共に舞うと約束してくれた、錘を手にした貂蝉と目配せし、咲良は大きく息を吸う。
綴られた歌詞を、紡がれた音を、そして歌に込められた意を理解し、夜空に旋律を響かせるのだ。


画地為牢 実際上疲労 装做无所謂
不露出 亳 孤寂的容貌 享受命運安慰
徘徊人生滋味 未来 光輝
祝福 尽全力没有因為
微弱的脈搏和澎湃的胆魂
拓出生路永住无畏



――物事の終わりを受け止めなさい。
おかえりなさい。
やがて来たる未来を喜びなさい――


遠呂智のための子守歌は、線上に散った者達への鎮魂歌でもある。
悠生からの書状により、孫呉、そして蜀の武将達は共に生路を唄うことが出来る。
皆の声が幾重にも重なり、咲良の奏でた音と混じり合う。
その中でも、少し音を外した孫策の声が一番響いていて、尚香や孫権は押され気味だ。
だが、みんな笑っている。
子守歌を唄っているというのに、賑やかなものだ。

そんな孫権らに促されるようにして、周泰もぼそぼそと唄ってくれているようだ。
彼の声は全く聞こえないが、一生懸命に唄っている姿が、凄く素敵に思えるのだ。
なんて楽しげで、騒々しい子守歌。
これでは、遠呂智を眠らせることなど出来そうにない。
だけど、咲良は予感していた。
皆の想いはきっと、悲しみの淵にある遠呂智に伝わるはずだと。


(まだかすかに脈もあるし、波打つ鼓動もある。
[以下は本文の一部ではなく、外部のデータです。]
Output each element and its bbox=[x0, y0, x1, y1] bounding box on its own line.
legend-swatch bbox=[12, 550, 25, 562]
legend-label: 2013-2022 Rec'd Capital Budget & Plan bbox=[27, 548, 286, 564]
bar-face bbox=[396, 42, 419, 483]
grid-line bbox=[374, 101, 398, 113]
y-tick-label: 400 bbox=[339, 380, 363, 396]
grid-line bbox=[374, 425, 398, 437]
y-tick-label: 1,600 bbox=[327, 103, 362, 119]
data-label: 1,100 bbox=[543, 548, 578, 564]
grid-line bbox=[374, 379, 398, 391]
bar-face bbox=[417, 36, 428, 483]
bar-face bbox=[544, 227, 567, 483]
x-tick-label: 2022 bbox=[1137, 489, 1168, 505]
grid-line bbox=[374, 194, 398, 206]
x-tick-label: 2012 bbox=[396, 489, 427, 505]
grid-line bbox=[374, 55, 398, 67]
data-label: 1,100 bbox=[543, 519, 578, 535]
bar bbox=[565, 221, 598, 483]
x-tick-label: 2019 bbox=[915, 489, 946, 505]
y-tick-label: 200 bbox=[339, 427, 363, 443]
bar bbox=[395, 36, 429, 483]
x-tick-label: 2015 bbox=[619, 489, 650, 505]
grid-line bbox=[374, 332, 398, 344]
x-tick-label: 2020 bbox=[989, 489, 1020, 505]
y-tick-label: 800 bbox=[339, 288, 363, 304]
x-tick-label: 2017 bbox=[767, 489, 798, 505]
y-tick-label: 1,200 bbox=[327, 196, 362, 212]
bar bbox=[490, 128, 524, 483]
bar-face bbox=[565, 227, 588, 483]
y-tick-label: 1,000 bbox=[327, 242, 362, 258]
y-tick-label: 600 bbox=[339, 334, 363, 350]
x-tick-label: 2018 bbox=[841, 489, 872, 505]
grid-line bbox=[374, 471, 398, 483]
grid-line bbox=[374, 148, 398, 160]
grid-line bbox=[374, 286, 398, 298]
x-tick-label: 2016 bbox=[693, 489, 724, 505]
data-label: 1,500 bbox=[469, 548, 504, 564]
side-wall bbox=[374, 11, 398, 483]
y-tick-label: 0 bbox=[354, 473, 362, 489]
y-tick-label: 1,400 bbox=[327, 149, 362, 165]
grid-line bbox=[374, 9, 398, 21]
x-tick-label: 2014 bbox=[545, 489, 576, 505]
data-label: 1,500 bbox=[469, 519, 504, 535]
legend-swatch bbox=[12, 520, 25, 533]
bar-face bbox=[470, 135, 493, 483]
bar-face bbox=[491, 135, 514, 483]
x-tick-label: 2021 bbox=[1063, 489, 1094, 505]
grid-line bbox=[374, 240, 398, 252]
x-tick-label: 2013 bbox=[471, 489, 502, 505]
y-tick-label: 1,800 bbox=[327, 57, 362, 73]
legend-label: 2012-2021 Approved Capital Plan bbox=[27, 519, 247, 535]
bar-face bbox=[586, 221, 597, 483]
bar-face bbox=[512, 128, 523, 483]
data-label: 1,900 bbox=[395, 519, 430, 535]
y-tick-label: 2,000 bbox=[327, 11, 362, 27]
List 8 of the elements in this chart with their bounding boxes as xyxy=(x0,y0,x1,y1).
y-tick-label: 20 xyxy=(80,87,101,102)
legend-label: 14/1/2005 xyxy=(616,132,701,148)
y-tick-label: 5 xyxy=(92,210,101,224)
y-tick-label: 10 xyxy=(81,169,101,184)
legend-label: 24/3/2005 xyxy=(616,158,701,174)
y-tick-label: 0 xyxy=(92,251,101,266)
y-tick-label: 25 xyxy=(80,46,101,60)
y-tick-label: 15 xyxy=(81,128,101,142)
その音を辿って、この回路から抜けなさい…)


穏やかに舞う貂蝉を手助けするかのように、いつしか織田軍に従っていた阿国が、番傘を手に舞いに加わり、艶やかな踊りを披露した。
歌よりも踊りが好き、そう思ったらしい小喬は大喬を引っ張って、此処が戦場であることを忘れ、思い思いに舞い踊り始める。